From mboxrd@z Thu Jan  1 00:00:00 1970
Return-Path: <owner-linux-mm@kvack.org>
Received: from mail-pl1-f197.google.com (mail-pl1-f197.google.com [209.85.214.197])
	by kanga.kvack.org (Postfix) with ESMTP id 26ECF8E0002
	for <linux-mm@kvack.org>; Wed,  2 Jan 2019 13:12:06 -0500 (EST)
Received: by mail-pl1-f197.google.com with SMTP id a9so24353664pla.2
        for <linux-mm@kvack.org>; Wed, 02 Jan 2019 10:12:06 -0800 (PST)
Received: from mga02.intel.com (mga02.intel.com. [134.134.136.20])
        by mx.google.com with ESMTPS id g184si36898598pfb.288.2019.01.02.10.12.04
        for <linux-mm@kvack.org>
        (version=TLS1_2 cipher=ECDHE-RSA-AES128-GCM-SHA256 bits=128/128);
        Wed, 02 Jan 2019 10:12:04 -0800 (PST)
Subject: Re: [RFC][PATCH v2 00/21] PMEM NUMA node and hotness
 accounting/migration
References: <20181226131446.330864849@intel.com>
 <20181227203158.GO16738@dhcp22.suse.cz>
 <20181228050806.ewpxtwo3fpw7h3lq@wfg-t540p.sh.intel.com>
 <20181228084105.GQ16738@dhcp22.suse.cz>
From: Dave Hansen <dave.hansen@intel.com>
Message-ID: <c320b754-b4b2-5b5b-1ed7-7d25ea114229@intel.com>
Date: Wed, 2 Jan 2019 10:12:04 -0800
MIME-Version: 1.0
In-Reply-To: <20181228084105.GQ16738@dhcp22.suse.cz>
Content-Type: text/plain; charset=utf-8
Content-Language: en-US
Content-Transfer-Encoding: 8bit
Sender: owner-linux-mm@kvack.org
List-ID: <linux-mm.kvack.org>
To: Michal Hocko <mhocko@kernel.org>, Fengguang Wu <fengguang.wu@intel.com>
Cc: Andrew Morton <akpm@linux-foundation.org>, Linux Memory Management List <linux-mm@kvack.org>, kvm@vger.kernel.org, LKML <linux-kernel@vger.kernel.org>, Fan Du <fan.du@intel.com>, Yao Yuan <yuan.yao@intel.com>, Peng Dong <dongx.peng@intel.com>, Huang Ying <ying.huang@intel.com>, Liu Jingqi <jingqi.liu@intel.com>, Dong Eddie <eddie.dong@intel.com>, Zhang Yi <yi.z.zhang@linux.intel.com>, Dan Williams <dan.j.williams@intel.com>

On 12/28/18 12:41 AM, Michal Hocko wrote:
>>
>> It can be done in kernel page reclaim path, near the anonymous page
>> swap out point.

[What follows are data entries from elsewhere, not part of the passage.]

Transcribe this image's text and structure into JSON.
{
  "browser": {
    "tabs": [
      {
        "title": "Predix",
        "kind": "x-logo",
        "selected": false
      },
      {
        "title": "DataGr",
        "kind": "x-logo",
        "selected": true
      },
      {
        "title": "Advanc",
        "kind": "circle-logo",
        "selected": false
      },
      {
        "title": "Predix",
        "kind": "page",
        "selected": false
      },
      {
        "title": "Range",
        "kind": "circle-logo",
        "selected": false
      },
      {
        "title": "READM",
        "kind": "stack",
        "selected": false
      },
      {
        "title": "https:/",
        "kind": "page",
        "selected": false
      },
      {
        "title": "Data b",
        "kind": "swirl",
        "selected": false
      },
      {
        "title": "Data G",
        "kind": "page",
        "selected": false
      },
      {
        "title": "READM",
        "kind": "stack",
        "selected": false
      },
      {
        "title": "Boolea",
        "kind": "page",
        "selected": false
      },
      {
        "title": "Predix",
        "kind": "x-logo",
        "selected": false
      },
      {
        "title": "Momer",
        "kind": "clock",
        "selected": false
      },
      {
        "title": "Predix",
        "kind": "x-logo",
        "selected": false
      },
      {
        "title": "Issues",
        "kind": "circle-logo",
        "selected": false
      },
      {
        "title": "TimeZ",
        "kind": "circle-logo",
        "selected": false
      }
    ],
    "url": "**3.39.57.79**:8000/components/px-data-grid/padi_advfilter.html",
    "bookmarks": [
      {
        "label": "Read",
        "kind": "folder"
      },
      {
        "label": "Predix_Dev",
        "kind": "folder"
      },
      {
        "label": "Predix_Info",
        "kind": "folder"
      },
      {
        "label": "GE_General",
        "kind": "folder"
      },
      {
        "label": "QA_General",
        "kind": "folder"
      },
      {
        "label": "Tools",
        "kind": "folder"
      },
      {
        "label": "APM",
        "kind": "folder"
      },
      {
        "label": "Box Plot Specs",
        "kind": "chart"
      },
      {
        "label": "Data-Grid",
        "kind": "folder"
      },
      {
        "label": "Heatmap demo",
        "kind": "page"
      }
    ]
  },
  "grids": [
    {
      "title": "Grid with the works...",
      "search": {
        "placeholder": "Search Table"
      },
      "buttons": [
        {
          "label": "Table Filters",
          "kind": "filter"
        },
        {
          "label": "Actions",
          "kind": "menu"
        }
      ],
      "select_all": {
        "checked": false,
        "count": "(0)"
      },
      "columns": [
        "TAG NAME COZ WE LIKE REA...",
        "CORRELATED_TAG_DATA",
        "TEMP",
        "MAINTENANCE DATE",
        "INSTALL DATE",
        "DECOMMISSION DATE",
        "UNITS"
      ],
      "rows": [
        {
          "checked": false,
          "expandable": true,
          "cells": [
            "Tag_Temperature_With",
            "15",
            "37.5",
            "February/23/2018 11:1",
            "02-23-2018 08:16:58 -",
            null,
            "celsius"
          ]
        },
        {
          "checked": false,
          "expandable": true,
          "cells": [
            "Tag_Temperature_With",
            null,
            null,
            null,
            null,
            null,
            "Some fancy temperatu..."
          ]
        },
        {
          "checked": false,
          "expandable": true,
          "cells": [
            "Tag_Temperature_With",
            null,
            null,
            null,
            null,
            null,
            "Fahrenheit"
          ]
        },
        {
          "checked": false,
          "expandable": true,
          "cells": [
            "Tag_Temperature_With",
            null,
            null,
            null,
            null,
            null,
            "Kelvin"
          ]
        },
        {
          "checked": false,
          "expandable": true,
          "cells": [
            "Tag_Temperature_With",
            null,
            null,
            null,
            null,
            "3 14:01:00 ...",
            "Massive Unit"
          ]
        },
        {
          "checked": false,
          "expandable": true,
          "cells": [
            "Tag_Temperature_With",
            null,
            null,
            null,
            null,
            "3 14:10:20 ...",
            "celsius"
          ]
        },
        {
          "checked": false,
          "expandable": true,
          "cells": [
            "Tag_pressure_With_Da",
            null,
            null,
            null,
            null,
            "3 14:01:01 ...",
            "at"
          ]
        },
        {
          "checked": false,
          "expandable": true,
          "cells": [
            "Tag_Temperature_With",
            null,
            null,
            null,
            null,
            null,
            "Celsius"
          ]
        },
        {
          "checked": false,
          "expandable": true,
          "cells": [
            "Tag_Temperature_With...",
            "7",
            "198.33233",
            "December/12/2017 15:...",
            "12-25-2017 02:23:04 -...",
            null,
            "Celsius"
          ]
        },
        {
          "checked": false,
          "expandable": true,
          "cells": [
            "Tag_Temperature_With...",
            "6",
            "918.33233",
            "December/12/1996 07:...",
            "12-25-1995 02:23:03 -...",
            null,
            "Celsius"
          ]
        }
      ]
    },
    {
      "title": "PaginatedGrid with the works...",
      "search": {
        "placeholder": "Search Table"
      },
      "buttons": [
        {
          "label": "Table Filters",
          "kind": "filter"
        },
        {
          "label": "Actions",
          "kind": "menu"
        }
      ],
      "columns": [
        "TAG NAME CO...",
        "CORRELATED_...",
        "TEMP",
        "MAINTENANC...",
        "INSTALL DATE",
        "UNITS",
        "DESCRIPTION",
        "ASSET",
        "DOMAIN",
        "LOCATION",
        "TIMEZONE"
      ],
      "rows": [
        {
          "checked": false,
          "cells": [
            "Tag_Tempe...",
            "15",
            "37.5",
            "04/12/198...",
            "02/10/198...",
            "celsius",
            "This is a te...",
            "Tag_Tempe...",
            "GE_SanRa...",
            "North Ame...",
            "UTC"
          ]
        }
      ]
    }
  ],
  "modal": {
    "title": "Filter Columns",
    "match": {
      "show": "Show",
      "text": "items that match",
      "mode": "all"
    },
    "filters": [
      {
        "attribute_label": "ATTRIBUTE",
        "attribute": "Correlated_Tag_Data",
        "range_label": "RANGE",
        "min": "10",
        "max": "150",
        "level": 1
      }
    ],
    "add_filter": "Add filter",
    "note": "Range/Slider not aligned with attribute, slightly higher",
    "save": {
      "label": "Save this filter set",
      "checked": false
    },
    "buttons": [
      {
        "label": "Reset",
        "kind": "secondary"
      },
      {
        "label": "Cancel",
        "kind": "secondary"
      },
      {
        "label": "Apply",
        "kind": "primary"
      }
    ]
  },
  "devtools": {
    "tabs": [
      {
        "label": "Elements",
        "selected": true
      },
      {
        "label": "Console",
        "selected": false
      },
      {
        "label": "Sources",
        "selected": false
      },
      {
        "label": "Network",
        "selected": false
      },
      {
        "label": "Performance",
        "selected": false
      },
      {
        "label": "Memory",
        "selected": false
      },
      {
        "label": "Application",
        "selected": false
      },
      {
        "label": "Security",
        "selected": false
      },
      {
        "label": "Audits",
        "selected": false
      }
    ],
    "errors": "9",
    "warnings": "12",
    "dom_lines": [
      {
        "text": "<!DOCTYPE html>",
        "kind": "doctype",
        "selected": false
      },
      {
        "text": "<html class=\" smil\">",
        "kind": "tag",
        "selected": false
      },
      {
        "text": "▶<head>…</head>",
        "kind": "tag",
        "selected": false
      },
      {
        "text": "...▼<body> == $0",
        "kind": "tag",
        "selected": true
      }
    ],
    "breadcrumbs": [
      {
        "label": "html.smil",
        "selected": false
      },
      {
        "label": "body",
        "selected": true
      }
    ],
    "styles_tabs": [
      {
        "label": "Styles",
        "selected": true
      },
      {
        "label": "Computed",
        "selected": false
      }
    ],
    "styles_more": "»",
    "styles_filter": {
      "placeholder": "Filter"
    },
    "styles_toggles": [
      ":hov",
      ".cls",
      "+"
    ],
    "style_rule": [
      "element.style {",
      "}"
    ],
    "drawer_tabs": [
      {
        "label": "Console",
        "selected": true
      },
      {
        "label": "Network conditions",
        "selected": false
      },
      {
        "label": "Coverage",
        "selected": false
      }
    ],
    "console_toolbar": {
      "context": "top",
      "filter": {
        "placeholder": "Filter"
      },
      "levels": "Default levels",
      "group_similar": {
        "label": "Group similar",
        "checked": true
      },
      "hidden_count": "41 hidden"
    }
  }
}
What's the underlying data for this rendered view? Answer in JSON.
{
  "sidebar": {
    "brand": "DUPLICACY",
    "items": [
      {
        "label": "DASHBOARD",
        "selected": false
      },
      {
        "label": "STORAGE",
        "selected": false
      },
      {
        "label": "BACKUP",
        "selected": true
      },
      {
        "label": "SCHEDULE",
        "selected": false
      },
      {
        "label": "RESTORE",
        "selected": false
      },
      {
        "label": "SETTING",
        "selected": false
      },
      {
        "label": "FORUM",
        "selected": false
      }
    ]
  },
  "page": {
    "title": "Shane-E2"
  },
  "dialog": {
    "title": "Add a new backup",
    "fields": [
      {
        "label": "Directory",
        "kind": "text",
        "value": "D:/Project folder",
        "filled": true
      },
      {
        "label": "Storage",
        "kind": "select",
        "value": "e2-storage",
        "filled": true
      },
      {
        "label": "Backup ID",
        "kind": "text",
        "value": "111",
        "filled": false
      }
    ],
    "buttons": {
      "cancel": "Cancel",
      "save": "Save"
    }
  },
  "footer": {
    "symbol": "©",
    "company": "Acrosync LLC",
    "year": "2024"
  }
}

Instead of swapping out, we now have the option to
>> migrate cold pages to PMEM NUMA nodes.
> OK, this makes sense to me except I am not sure this is something that
> should be pmem specific. Is there any reason why we shouldn't migrate
> pages on memory pressure to other nodes in general? In other words
> rather than paging out we whould migrate over to the next node that is
> not under memory pressure. Swapout would be the next level when the
> memory is (almost_) fully utilized. That wouldn't be pmem specific.

Yeah, we don't want to make this specific to any particular kind of
memory.  For instance, with lots of pressure on expensive, small
high-bandwidth memory (HBM), we might want to migrate some HBM contents
to DRAM.

We need to decide on whether we want to cause pressure on the
destination nodes or not, though.  I think you're suggesting that we try
to look for things under some pressure and totally avoid them.  That
sounds sane, but I also like the idea of this being somewhat ordered.

Think of if we have three nodes, A, B, C.  A is fast, B is medium, C is
slow.  If A and B are "full" and we want to reclaim some of A, do we:

1. Migrate A->B, and put pressure on a later B->C migration, or
2. Migrate A->C directly

?

Doing A->C is less resource intensive because there's only one migration
involved.  But, doing A->B/B->C probably makes the app behave better
because the "A data" is presumably more valuable and is more
appropriately placed in B rather than being demoted all the way to C.